Chinese AI models have crossed a threshold. According to a CNBC investigation published July 7, 2026, Chinese models now account for 30% to 46% of enterprise API token usage flowing through US developer platforms. The average over the prior 12 months was just 11%.
At the center of this shift is GLM-5.2, developed by the Chinese company Z.ai. The model scored 62.1% on SWE-bench Pro, beating GPT-5.5’s 58.6% and landing within one percentage point of Anthropic’s Opus 4.8. It carries an MIT license with no regional restrictions.

Why US Developers Are Choosing Chinese Models
The decision isn’t political. It’s arithmetic. Open-source Chinese models cost 60% to 90% less than leading Anthropic and OpenAI models. For tasks that don’t require frontier-class performance, routine summarization, code completion, data extraction, customer support drafting, a model that costs a fraction and performs within 5 to 10 percentage points of the best is the rational choice.
“Price is doing the work here,” said Harpreet Arora at Vercel. “When a task doesn’t need the best model, teams are beginning to route it to the cheapest one that’s good enough, and the recent wave of models coming out of China is winning that trade.”
Through OpenRouter, Chinese model share has been above 30% of all gateway tokens every week since February 8, 2026, rising as high as 46%. Through Vercel, DeepSeek’s share climbed significantly in May and June. GLM-5.2 saw the fastest adoption of any model tracked by Vercel in 2026: daily token volume grew approximately 27x and customer count grew approximately 80x in its first full week.
The Cost Breakdown
To put the price difference in perspective: a single Claude Fable 5 agentic coding session processing 2 million output tokens costs $100 in credits at $10/$50 per million input/output tokens. The same session on Sonnet 5 at introductory pricing costs $20. GLM-5.2 at its current pricing would cost significantly less.
For enterprise teams processing millions of tokens daily, this price gap translates to hundreds of thousands of dollars in annual savings. The advisor model technique, where a cheap model handles routine tasks and escalates to a frontier model only when needed, makes Chinese models the natural default tier.
The Data Security Problem
Cheaper models come with trade-offs that matter for certain use cases. API calls to Chinese models route through Chinese servers. This creates data jurisdiction concerns for companies handling regulated data or sensitive business intelligence. Content restrictions on politically sensitive topics also apply. And tool-call schema reliability lags behind frontier models.
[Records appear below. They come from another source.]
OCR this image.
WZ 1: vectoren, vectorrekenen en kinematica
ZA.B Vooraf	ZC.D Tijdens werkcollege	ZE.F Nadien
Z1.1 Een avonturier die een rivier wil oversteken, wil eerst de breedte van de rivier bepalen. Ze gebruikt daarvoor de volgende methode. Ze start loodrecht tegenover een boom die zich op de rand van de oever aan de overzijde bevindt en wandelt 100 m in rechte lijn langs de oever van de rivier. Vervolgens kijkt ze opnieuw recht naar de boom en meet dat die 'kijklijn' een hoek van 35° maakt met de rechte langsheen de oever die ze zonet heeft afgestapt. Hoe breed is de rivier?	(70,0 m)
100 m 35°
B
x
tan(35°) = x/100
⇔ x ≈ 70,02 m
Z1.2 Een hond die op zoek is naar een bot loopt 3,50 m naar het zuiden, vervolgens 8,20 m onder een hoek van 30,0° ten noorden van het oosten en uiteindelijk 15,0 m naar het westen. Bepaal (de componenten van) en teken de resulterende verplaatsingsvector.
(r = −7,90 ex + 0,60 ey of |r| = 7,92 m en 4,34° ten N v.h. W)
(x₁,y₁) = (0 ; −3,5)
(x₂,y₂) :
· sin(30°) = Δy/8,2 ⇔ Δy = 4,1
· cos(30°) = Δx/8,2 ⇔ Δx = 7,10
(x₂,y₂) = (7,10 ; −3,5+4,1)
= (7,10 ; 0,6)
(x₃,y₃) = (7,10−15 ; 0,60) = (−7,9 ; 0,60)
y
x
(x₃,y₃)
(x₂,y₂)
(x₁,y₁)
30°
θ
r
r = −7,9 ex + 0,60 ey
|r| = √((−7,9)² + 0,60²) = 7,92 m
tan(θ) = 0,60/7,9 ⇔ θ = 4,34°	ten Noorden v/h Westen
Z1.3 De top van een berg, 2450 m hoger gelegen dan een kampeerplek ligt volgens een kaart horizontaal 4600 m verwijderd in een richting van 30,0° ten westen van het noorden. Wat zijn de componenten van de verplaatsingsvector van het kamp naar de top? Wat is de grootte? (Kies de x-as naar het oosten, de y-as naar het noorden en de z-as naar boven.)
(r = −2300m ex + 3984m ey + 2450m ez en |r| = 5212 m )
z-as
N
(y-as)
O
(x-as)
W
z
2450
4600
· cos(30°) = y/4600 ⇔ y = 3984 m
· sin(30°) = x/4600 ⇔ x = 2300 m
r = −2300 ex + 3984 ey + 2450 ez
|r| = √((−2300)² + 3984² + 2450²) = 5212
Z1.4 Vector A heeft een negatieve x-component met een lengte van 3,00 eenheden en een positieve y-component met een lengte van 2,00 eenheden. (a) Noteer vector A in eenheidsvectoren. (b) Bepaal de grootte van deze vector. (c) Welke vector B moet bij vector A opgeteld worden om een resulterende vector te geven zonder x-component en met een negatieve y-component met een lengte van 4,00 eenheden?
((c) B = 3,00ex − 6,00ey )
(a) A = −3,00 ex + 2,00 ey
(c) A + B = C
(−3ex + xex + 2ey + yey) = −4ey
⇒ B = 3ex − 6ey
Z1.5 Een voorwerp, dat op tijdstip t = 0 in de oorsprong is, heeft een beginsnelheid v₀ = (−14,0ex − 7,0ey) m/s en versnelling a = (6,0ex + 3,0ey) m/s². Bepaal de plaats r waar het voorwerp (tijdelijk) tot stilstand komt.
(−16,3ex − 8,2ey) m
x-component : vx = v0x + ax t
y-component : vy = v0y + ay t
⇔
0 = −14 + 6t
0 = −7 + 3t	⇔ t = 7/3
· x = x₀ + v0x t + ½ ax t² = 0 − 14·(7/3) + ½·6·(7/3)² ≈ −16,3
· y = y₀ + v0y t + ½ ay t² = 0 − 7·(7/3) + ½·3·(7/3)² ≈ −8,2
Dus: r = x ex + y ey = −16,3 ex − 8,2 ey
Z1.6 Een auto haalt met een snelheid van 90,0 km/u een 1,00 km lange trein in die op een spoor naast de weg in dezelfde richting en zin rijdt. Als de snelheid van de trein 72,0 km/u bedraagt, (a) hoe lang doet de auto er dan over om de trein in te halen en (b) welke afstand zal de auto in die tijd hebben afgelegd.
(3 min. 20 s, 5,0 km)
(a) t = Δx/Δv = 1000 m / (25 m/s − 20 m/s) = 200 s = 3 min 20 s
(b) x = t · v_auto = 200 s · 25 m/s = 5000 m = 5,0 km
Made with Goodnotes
For enterprise teams working with financial data, healthcare records, or government contracts, the data jurisdiction issue is a dealbreaker. But for the vast majority of coding tasks, content generation, and data processing work, the cost advantage overwhelms the security concerns.
China’s Response
There’s a wrinkle. China’s Ministry of Commerce has been meeting with Alibaba, ByteDance, and Z.ai about potentially restricting overseas access to its top AI models. If China locks down its best models, the current wave of adoption could reverse quickly.
Z.ai’s MIT licensing language specifically says “no regional limits,” but licensing terms can change, and government regulation can override them. The US developers currently building their AI stacks around Chinese models are making a bet that access stays open.
Frequently Asked Questions
What is GLM-5.2?
GLM-5.2 is an open-weight AI model developed by Z.ai, a Chinese company. It’s particularly strong at coding and AI agent tasks, scoring 62.1% on SWE-bench Pro. It carries an MIT license and has seen rapid adoption among US developers due to its low cost.
How much cheaper are Chinese AI models compared to OpenAI?
According to CNBC’s analysis, open-source Chinese models are 60% to 90% cheaper than leading Anthropic and OpenAI models. The exact savings depend on the model and use case, but enterprise teams consistently report significant cost reductions when routing routine tasks to Chinese models.
Are Chinese AI models safe for enterprise use?
It depends on the data. API calls route through Chinese servers, which creates data jurisdiction issues for regulated industries. For non-sensitive work like code completion, content generation, and data processing, the security risk is minimal. Companies handling financial, healthcare, or government data should evaluate the jurisdiction implications carefully.
Will China restrict access to its AI models?
China’s Ministry of Commerce has been in discussions with major AI companies about potentially restricting overseas access to top models. No official restrictions have been announced, but the possibility is being taken seriously by US developers who rely on Chinese open-weight models.
What is the advisor model technique?
The advisor model technique routes most AI tasks to a cheap, capable model and only escalates to an expensive frontier model when the cheaper model can’t handle the request. This approach uses Chinese models as the default tier, reserving OpenAI and Anthropic models for the hardest tasks where their performance advantage justifies the higher cost.